Ze stapten met zijn tweeën bij de halte in het bos uit de benauwde bus. Hier stonden alleen het haltebordje en een groen ge­schil­der­de bank, op de begraafplaats ruisten oude bomen. Het hoge gras langs het hek ritselde angstaanjagend in de wind. Zonder een woord te zeggen sloeg ma­ma het paadje in naar het dichtbegroeide bos. Bennie merkte, ja hij voel­de het gewoon, aan haar verkrampte rug dat dit paadje voor hem was platgetrapt en dat het feit dat hij er nu overheen liep erg belangrijk was. Als hij de mogelijkheid had gehad om niet dit paadje in te slaan of als er een ander pad was geweest, had hij misschien een ander gekozen. Maar mama leid­de hem hierlangs en Bennie begreep dat het te laat was om zich te verzetten. De canvas rugzak met de waterfles sloeg ritmisch tegen zijn bil­len. Gisteravond al had mama hem opgedragen zijn onderbroeken, wollen sokken en de door oma gebreide trui met capuchon erin te stoppen. Voor het slapengaan had ze zich ervan overtuigd of Bennie niets vergeten was. Hij had zich er een beetje over verbaasd dat mama zorg­vuldig zijn in een cellofaanzakje verpakte geboortebewijs tussen zijn kleren stopte. Maar hij had niets gevraagd. Terwijl hij toekeek hoe mama's geaderde han­den de vakken van de rugzak doorzochten bij het opvouwen van zijn kleding, dacht hij dat als oma nog zou hebben geleefd, mama hem niet zou hebben opgedragen om zijn rugzak in te pakken. Ze ritste de slui­tingen behendig en een beetje grimmig dicht, alsof ze Bennie’s kleren opsloot in de ge­vangenis.

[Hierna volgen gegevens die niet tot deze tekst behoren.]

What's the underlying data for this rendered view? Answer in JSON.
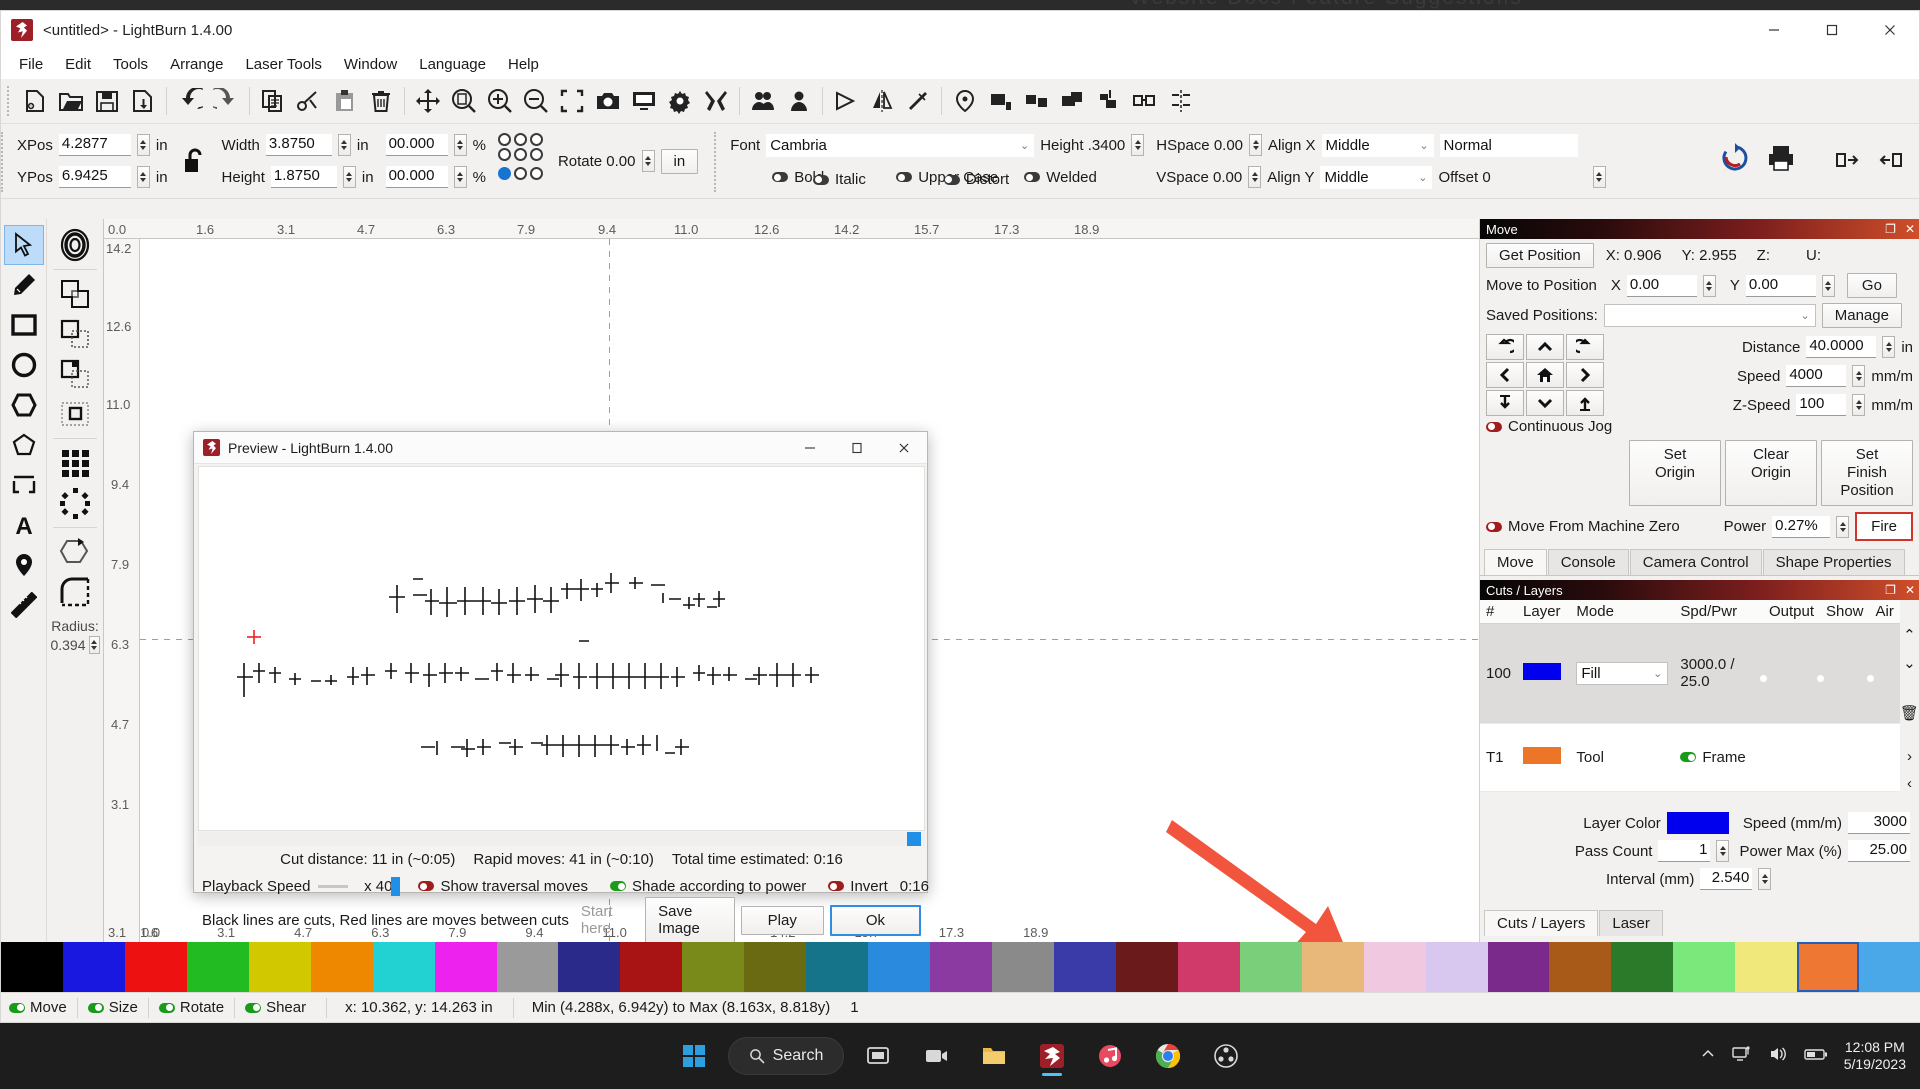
{
  "background_window": {
    "tabs_text": "Website    Docs    Feature Suggestions"
  },
  "window": {
    "title": "<untitled> - LightBurn 1.4.00",
    "controls": {
      "minimize": "minimize-icon",
      "maximize": "maximize-icon",
      "close": "close-icon"
    }
  },
  "menubar": {
    "items": [
      "File",
      "Edit",
      "Tools",
      "Arrange",
      "Laser Tools",
      "Window",
      "Language",
      "Help"
    ]
  },
  "toolbar": {
    "icons": [
      "new-file-icon",
      "open-file-icon",
      "save-icon",
      "save-as-icon",
      "undo-icon",
      "redo-icon",
      "copy-icon",
      "cut-icon",
      "paste-icon",
      "delete-icon",
      "move-icon",
      "zoom-fit-icon",
      "zoom-in-icon",
      "zoom-out-icon",
      "frame-selection-icon",
      "camera-icon",
      "monitor-icon",
      "settings-icon",
      "device-settings-icon",
      "group-icon",
      "ungroup-icon",
      "mirror-icon",
      "flip-horizontal-icon",
      "flip-vertical-icon",
      "node-edit-icon",
      "offset-icon",
      "weld-icon",
      "boolean-union-icon",
      "boolean-subtract-icon",
      "array-icon",
      "align-icon"
    ]
  },
  "properties": {
    "xpos_label": "XPos",
    "xpos_value": "4.2877",
    "xpos_unit": "in",
    "ypos_label": "YPos",
    "ypos_value": "6.9425",
    "ypos_unit": "in",
    "width_label": "Width",
    "width_value": "3.8750",
    "width_unit": "in",
    "height_label": "Height",
    "height_value": "1.8750",
    "height_unit": "in",
    "width_pct": "00.000",
    "height_pct": "00.000",
    "pct_unit": "%",
    "rotate_label": "Rotate 0.00",
    "rotate_unit": "in",
    "lock_icon": "unlocked-padlock-icon"
  },
  "text_toolbar": {
    "font_label": "Font",
    "font_value": "Cambria",
    "height_label": "Height .3400",
    "bold": "Bold",
    "italic": "Italic",
    "upper_case": "Upper Case",
    "distort": "Distort",
    "welded": "Welded",
    "hspace": "HSpace 0.00",
    "vspace": "VSpace 0.00",
    "align_x": "Align X",
    "align_x_value": "Middle",
    "align_y": "Align Y",
    "align_y_value": "Middle",
    "normal": "Normal",
    "offset": "Offset 0"
  },
  "left_tools": {
    "primary": [
      "select-arrow-icon",
      "pencil-draw-icon",
      "rectangle-icon",
      "ellipse-icon",
      "polygon-icon",
      "pen-path-icon",
      "bracket-frame-icon",
      "text-tool-icon",
      "position-pin-icon",
      "measure-ruler-icon"
    ],
    "secondary": [
      "offset-shapes-icon",
      "boolean-union-icon",
      "boolean-subtract-icon",
      "boolean-intersect-icon",
      "boolean-xor-icon",
      "grid-array-icon",
      "circular-array-icon",
      "edit-nodes-icon",
      "round-corner-icon"
    ],
    "radius_label": "Radius:",
    "radius_value": "0.394"
  },
  "rulers": {
    "horizontal": [
      "0.0",
      "1.6",
      "3.1",
      "4.7",
      "6.3",
      "7.9",
      "9.4",
      "11.0",
      "12.6",
      "14.2",
      "15.7",
      "17.3",
      "18.9"
    ],
    "vertical": [
      "14.2",
      "12.6",
      "11.0",
      "9.4",
      "7.9",
      "6.3",
      "4.7",
      "3.1"
    ],
    "origin_left": "0.0",
    "origin_bottom": "0.0"
  },
  "preview_dialog": {
    "title": "Preview - LightBurn 1.4.00",
    "stats": {
      "cut_distance": "Cut distance: 11 in (~0:05)",
      "rapid_moves": "Rapid moves: 41 in (~0:10)",
      "total_time": "Total time estimated: 0:16"
    },
    "playback_speed_label": "Playback Speed",
    "playback_multiplier": "x 40",
    "show_traversal": "Show traversal moves",
    "show_traversal_state": "off",
    "shade_power": "Shade according to power",
    "shade_power_state": "on",
    "invert": "Invert",
    "invert_state": "off",
    "invert_time": "0:16",
    "legend": "Black lines are cuts, Red lines are moves between cuts",
    "buttons": {
      "start_here": "Start here",
      "save_image": "Save Image",
      "play": "Play",
      "ok": "Ok"
    }
  },
  "move_panel": {
    "header": "Move",
    "get_position": "Get Position",
    "pos_x": "X: 0.906",
    "pos_y": "Y: 2.955",
    "pos_z": "Z:",
    "pos_u": "U:",
    "move_to_position": "Move to Position",
    "move_x_label": "X",
    "move_x_value": "0.00",
    "move_y_label": "Y",
    "move_y_value": "0.00",
    "go": "Go",
    "saved_positions_label": "Saved Positions:",
    "saved_positions_value": "",
    "manage": "Manage",
    "distance_label": "Distance",
    "distance_value": "40.0000",
    "distance_unit": "in",
    "speed_label": "Speed",
    "speed_value": "4000",
    "speed_unit": "mm/m",
    "zspeed_label": "Z-Speed",
    "zspeed_value": "100",
    "zspeed_unit": "mm/m",
    "continuous_jog": "Continuous Jog",
    "continuous_jog_state": "off",
    "set_origin": "Set Origin",
    "clear_origin": "Clear Origin",
    "set_finish_position": "Set Finish Position",
    "move_from_machine_zero": "Move From Machine Zero",
    "move_from_machine_zero_state": "off",
    "power_label": "Power",
    "power_value": "0.27%",
    "fire": "Fire",
    "jog_icons": [
      "rotate-ccw-icon",
      "jog-up-icon",
      "rotate-cw-icon",
      "jog-left-icon",
      "home-icon",
      "jog-right-icon",
      "z-down-icon",
      "jog-down-icon",
      "z-up-icon"
    ],
    "tabs": [
      "Move",
      "Console",
      "Camera Control",
      "Shape Properties"
    ],
    "active_tab": "Move"
  },
  "cuts_panel": {
    "header": "Cuts / Layers",
    "columns": [
      "#",
      "Layer",
      "Mode",
      "Spd/Pwr",
      "Output",
      "Show",
      "Air"
    ],
    "rows": [
      {
        "num": "100",
        "color": "#0000ee",
        "mode": "Fill",
        "spd_pwr": "3000.0 / 25.0",
        "output": "on",
        "show": "on",
        "air": "on",
        "selected": true
      },
      {
        "num": "T1",
        "color": "#ec7527",
        "mode": "Tool",
        "spd_pwr": "Frame",
        "frame_toggle": "on",
        "output": "",
        "show": "on",
        "air": "",
        "selected": false
      }
    ],
    "settings": {
      "layer_color_label": "Layer Color",
      "layer_color_value": "#0000ee",
      "speed_label": "Speed (mm/m)",
      "speed_value": "3000",
      "pass_count_label": "Pass Count",
      "pass_count_value": "1",
      "power_max_label": "Power Max (%)",
      "power_max_value": "25.00",
      "interval_label": "Interval (mm)",
      "interval_value": "2.540"
    },
    "tabs": [
      "Cuts / Layers",
      "Laser"
    ],
    "active_tab": "Cuts / Layers"
  },
  "status_bar": {
    "toggles": [
      {
        "label": "Move",
        "state": "on"
      },
      {
        "label": "Size",
        "state": "on"
      },
      {
        "label": "Rotate",
        "state": "on"
      },
      {
        "label": "Shear",
        "state": "on"
      }
    ],
    "cursor": "x: 10.362, y: 14.263 in",
    "bounds": "Min (4.288x, 6.942y) to Max (8.163x, 8.818y)",
    "count": "1"
  },
  "palette": {
    "colors": [
      "#000000",
      "#1818e0",
      "#ee1111",
      "#22bb22",
      "#d2c800",
      "#ee8800",
      "#22d2d2",
      "#ee22ee",
      "#9a9a9a",
      "#2a2a8a",
      "#a81414",
      "#7a8a1a",
      "#6a6a12",
      "#16748a",
      "#2a8ade",
      "#8a3aa0",
      "#8a8a8a",
      "#3a3aa8",
      "#6a1a1a",
      "#d03a6a",
      "#7ad07a",
      "#e8b87a",
      "#f0c8e0",
      "#d8c8f0",
      "#7a2a8a",
      "#a85a18",
      "#2a7a2a",
      "#7ae87a",
      "#f0e87a",
      "#ee7733",
      "#4aa8e8"
    ],
    "selected_index": 29
  },
  "taskbar": {
    "items": [
      "start-windows-icon",
      "search",
      "task-view-icon",
      "teams-icon",
      "file-explorer-icon",
      "lightburn-icon",
      "music-icon",
      "chrome-icon",
      "settings-icon"
    ],
    "search_label": "Search",
    "tray_icons": [
      "chevron-up-icon",
      "network-icon",
      "volume-icon",
      "battery-icon"
    ],
    "clock_time": "12:08 PM",
    "clock_date": "5/19/2023"
  },
  "colors": {
    "accent_blue": "#1f8fe8",
    "panel_header_start": "#060606",
    "panel_header_end": "#cf4e2a",
    "fire_red": "#d0342c",
    "arrow_red": "#f2553d"
  }
}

Het was geen echt bos, zoals hij in het begin had gedacht. Niet veel later leidde het paadje hen naar een karrenspoor. Ze bevonden zich op een berg die aan een zijde met bos was begroeid. Mama bleef even in de gloeiende hitte bij een grote kei staan en terwijl ze haar ogen tegen de zon beschermde bekeek ze de vallei die zich beneden uit­strekte. Die golfde als een gestolde zee met zachte, langgerekte heuvels helemaal tot aan de horizon. Sommige schitterden in de middagzon als kastelen van aarde en zoden. Ze ademden en gonsden, babbelend met de stapelwolken die zich inspanden om die begeerlijke rondingen in hun vormen te herhalen. Andere verdronken in de schaduw als reus­achtige ingedutte wilde dieren. Als die zware steen niet op zijn maag had gele­gen, zou het landschap dat door geheimzinnig leven en licht werd beschermd, Bennie vrolijk hebben gestemd.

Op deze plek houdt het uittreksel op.